9 heures. Ce dimanche de juillet, il fait très chaud à la Maison méditerranéenne des sciences de l’homme d’Aix-en-Provence. La canicule frappe la France et nous allons prendre la route pour la Croatie. Destination la péninsule d’Istrie, au nord-ouest du pays. Douze heures de route et 2 000 km à travers quatre pays (France, Italie, Slovénie, Croatie) nous séparent de la petite station balnéaire de Zambratija et de son épave antique. Nous sommes huit à prendre le départ, trois archéologues et deux photographes du CNRS, un restaurateur spécialisé dans le traitement des bois saturés d’eau du laboratoire Arc-Nucléart de Grenoble, une jeune archéologue belge et une étudiante croate en deuxième année du master MoMArch (Master d’archéologie maritime et littorale) de l’université d’Aix-Marseille.

Cela fait déjà deux heures que l’équipe charge les trois véhicules. Tout le matériel nécessaire à la mission a été soigneusement préparé au cours des semaines précédant notre départ.

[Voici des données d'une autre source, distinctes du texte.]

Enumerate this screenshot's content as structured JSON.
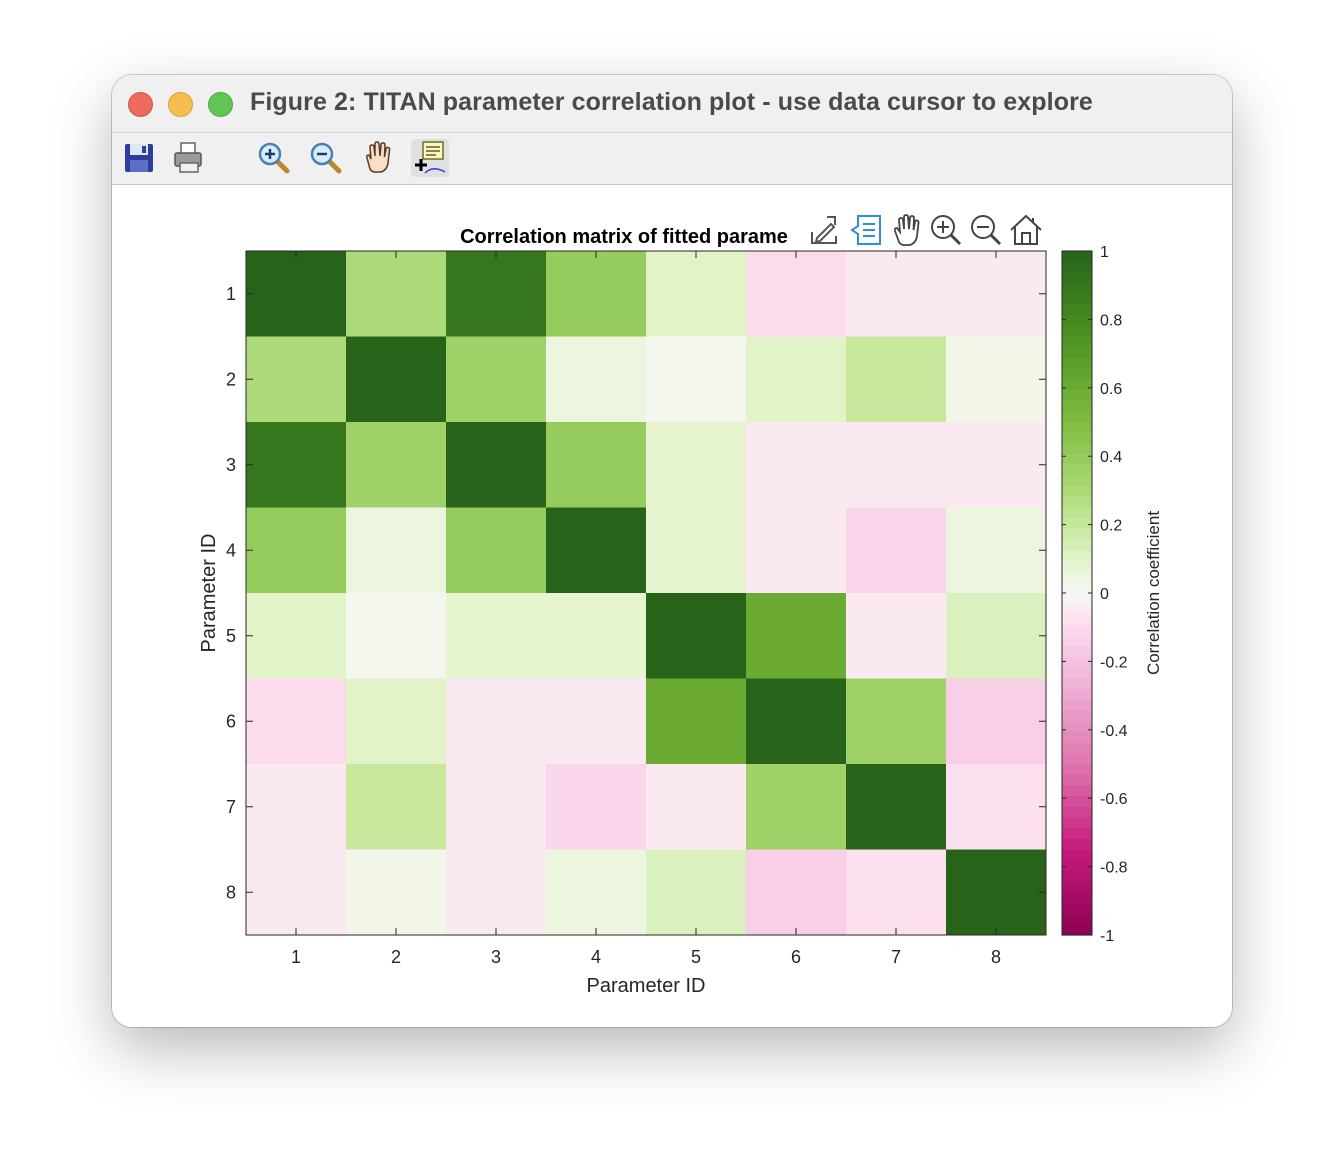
{
  "window": {
    "title": "Figure 2: TITAN parameter correlation plot - use data cursor to explore"
  },
  "toolbar": {
    "items": [
      {
        "icon": "save-icon"
      },
      {
        "icon": "print-icon"
      },
      {
        "icon": "zoom-in-icon"
      },
      {
        "icon": "zoom-out-icon"
      },
      {
        "icon": "pan-hand-icon"
      },
      {
        "icon": "data-cursor-icon"
      }
    ]
  },
  "axes_toolbar": {
    "items": [
      {
        "icon": "export-icon"
      },
      {
        "icon": "data-tips-icon"
      },
      {
        "icon": "pan-hand-icon"
      },
      {
        "icon": "zoom-in-icon"
      },
      {
        "icon": "zoom-out-icon"
      },
      {
        "icon": "home-icon"
      }
    ]
  },
  "chart_data": {
    "type": "heatmap",
    "title": "Correlation matrix of fitted parame",
    "xlabel": "Parameter ID",
    "ylabel": "Parameter ID",
    "x": [
      1,
      2,
      3,
      4,
      5,
      6,
      7,
      8
    ],
    "y": [
      1,
      2,
      3,
      4,
      5,
      6,
      7,
      8
    ],
    "values": [
      [
        1.0,
        0.3,
        0.9,
        0.4,
        0.1,
        -0.1,
        -0.05,
        -0.05
      ],
      [
        0.3,
        1.0,
        0.35,
        0.05,
        0.02,
        0.1,
        0.2,
        0.03
      ],
      [
        0.9,
        0.35,
        1.0,
        0.4,
        0.08,
        -0.05,
        -0.05,
        -0.05
      ],
      [
        0.4,
        0.05,
        0.4,
        1.0,
        0.08,
        -0.05,
        -0.12,
        0.05
      ],
      [
        0.1,
        0.02,
        0.08,
        0.08,
        1.0,
        0.6,
        -0.05,
        0.12
      ],
      [
        -0.1,
        0.1,
        -0.05,
        -0.05,
        0.6,
        1.0,
        0.35,
        -0.15
      ],
      [
        -0.05,
        0.2,
        -0.05,
        -0.12,
        -0.05,
        0.35,
        1.0,
        -0.08
      ],
      [
        -0.05,
        0.03,
        -0.05,
        0.05,
        0.12,
        -0.15,
        -0.08,
        1.0
      ]
    ],
    "colorbar": {
      "label": "Correlation coefficient",
      "range": [
        -1,
        1
      ],
      "ticks": [
        1,
        0.8,
        0.6,
        0.4,
        0.2,
        0,
        -0.2,
        -0.4,
        -0.6,
        -0.8,
        -1
      ]
    },
    "colormap": "PiYG",
    "colors": {
      "neg": "#8e0152",
      "zero": "#f7f7f7",
      "pos": "#276419"
    }
  }
}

Sacs de plongée, caisses de matériel de sécurité, caméras et drones pour filmer les opérations sous l’eau mais aussi depuis les airs, scanners portatifs pour obtenir une réplique fidèle de la forme et des détails de chaque pièce du bateau, spots d’éclairage pour les photographier, ordinateurs, matériel de fouille, sacs personnels… Rien ne doit être oublié   !

© Philippe Soubias / CNRS CCJ
La petite station balnéaire de Zambratija est située dans la péninsule d'Istrie, au nord-ouest de la Croatie.
© Philippe Soubias / CNRS CCJ
La petite station balnéaire de Zambratija est située dans la péninsule d'Istrie, au nord-ouest de la Croatie.

Nous sommes habitués à ce genre de préparatifs. Depuis quinze ans, notre équipe mène des recherches archéologiques sous-marines le long des côtes d’Istrie et de Dalmatie, dans le cadre de la mission franco-croate Adriboats – Navires et navigation en Adriatique orientale dans l’Antiquité. À ce jour, ce sont douze épaves, datées entre la fin de l’âge du bronze et le début de l’âge du fer (fin du XIIe siècle – Xe siècle avant notre ère) jusqu’à l’Antiquité tardive (fin IVe siècle– début Ve siècle de notre ère), qui ont pu être étudiées. Mais aujourd’hui, la tension est palpable : dans les deux prochaines semaines, nous allons sortir de l’eau les vestiges du plus ancien bateau cousu de Méditerranée, daté des années 1120-930 avant notre ère. Un témoignage rare dans le nord de l’Adriatique pour cette technique d’assemblage qui y a perduré jusqu’au VIIe siècle de notre ère, alors que partout ailleurs en Méditerranée l’assemblage dit « à tenons et mortaises1 », consistant à emboîter directement les pièces de bois les unes dans les autres, était devenu prédominant.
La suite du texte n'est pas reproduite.